Washington: As US President Barack Obama prepares to visit India, a prominent think tank has said that the two countries would build their strong bilateral defence ties based on the new strategic realities of Asia.
The defence relationship is one of the many bright spots in the overall bilateral relationship, said the National Bureau of Asian Research(NBR), a Washington-based think tank.
“It is expected that the United States and India will continue to develop a strong bilateral defense relationship, albeit one that looks less like an alliance than a partnership based on shared goals.
US and Indian armed forces will operate together more frequently, and US equipment will be purchased in larger quantities by India, in part reflecting the new strategic realities of Asia and a strengthened US-Indian relationship,” NBR said in its report on India.
As the United States and India continue to build their newly strengthened relationship, both partners face challenges in the process, it said adding that in the realm of operational cooperation, greater steps toward embracing integration that would help check maritime adventurism by any other power inevitably will breed concerns about whether Indian foreign policy remains independent.

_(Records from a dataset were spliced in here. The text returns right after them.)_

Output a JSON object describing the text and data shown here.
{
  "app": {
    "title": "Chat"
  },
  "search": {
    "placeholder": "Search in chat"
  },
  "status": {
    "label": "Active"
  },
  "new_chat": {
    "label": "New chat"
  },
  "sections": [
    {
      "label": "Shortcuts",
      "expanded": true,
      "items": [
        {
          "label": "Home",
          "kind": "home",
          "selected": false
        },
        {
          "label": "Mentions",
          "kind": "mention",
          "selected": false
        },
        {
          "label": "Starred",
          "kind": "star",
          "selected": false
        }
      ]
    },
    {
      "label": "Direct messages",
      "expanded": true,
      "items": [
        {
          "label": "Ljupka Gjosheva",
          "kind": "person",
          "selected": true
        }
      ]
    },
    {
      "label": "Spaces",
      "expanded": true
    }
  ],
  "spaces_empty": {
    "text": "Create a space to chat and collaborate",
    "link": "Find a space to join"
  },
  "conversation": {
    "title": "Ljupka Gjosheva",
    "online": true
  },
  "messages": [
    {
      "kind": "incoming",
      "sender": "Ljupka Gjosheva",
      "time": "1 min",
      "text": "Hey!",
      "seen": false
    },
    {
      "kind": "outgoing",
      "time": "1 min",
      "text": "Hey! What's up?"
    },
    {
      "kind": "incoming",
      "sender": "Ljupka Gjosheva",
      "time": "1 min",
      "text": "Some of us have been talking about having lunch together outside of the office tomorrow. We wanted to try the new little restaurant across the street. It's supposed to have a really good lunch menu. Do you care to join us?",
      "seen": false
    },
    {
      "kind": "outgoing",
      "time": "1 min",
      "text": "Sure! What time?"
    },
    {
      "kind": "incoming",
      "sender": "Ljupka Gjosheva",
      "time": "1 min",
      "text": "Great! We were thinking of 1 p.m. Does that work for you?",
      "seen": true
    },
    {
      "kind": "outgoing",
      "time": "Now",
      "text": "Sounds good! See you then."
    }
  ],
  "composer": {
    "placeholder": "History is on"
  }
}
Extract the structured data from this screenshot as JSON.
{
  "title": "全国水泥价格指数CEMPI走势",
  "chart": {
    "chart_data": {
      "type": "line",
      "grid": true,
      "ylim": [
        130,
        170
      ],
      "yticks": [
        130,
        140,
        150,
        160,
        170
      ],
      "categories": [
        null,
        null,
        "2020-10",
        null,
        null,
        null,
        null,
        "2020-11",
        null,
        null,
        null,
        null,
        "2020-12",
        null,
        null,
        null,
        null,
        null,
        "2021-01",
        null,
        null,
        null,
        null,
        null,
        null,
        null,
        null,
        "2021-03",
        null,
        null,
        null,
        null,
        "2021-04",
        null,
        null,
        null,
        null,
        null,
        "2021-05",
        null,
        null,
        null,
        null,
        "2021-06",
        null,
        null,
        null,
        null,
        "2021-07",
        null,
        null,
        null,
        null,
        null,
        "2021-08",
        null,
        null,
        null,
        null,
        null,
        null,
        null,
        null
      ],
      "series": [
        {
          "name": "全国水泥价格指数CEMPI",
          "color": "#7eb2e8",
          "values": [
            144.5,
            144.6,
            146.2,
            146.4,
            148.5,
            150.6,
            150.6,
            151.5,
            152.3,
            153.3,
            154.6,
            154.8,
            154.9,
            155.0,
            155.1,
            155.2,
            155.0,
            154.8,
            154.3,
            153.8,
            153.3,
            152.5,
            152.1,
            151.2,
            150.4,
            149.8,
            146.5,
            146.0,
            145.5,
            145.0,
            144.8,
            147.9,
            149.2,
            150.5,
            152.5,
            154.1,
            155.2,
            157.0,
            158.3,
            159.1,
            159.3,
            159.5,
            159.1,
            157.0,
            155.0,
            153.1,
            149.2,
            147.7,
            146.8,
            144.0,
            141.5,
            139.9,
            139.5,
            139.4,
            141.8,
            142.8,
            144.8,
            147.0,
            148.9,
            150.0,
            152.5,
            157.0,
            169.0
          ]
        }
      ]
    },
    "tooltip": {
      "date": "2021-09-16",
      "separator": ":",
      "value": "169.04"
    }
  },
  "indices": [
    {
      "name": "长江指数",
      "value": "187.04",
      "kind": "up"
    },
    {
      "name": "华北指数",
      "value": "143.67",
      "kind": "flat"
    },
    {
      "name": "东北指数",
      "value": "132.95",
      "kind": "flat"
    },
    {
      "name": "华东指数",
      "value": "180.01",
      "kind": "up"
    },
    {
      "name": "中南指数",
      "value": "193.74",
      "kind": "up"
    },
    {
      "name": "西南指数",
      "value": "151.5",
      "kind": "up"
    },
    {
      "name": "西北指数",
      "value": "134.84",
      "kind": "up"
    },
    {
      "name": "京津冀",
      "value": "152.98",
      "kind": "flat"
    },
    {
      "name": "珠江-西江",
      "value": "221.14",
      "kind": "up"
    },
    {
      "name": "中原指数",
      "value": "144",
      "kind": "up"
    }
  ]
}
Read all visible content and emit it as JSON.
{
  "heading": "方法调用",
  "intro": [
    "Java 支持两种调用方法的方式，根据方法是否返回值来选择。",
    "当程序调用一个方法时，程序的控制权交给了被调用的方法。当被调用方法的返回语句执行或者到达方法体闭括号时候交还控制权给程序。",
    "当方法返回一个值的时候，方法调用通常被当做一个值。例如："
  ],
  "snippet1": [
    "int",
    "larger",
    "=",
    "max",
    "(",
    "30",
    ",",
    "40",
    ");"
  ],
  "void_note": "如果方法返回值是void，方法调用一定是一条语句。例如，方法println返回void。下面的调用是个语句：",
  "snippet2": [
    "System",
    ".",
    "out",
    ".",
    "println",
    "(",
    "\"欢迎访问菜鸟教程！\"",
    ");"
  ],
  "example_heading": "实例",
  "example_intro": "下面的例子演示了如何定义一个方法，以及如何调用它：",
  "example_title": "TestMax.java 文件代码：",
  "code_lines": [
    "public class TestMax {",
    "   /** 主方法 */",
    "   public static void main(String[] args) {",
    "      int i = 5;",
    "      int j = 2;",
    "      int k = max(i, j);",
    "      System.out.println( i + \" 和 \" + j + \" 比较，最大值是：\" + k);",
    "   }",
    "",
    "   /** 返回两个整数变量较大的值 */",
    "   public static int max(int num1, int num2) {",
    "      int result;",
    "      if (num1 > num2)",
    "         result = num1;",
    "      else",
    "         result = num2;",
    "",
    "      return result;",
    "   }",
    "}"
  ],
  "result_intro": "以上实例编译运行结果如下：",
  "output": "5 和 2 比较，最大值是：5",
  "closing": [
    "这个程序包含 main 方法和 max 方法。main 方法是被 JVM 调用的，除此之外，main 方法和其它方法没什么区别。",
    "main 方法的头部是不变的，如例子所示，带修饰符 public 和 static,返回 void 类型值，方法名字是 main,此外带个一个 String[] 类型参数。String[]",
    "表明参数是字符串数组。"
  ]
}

“Similarly, agreements to provide advanced US military equipment also require agreement to US rules and practices on the use of such equipment that test Indian proprieties and will complicate India’s ties with other suppliers of military equipment, including Russian and European companies,” the NBR said.
Looming over these bilateral security issues are the differentiated security challenges each country faces in managing complex security relationships with Pakistan and China, it noted.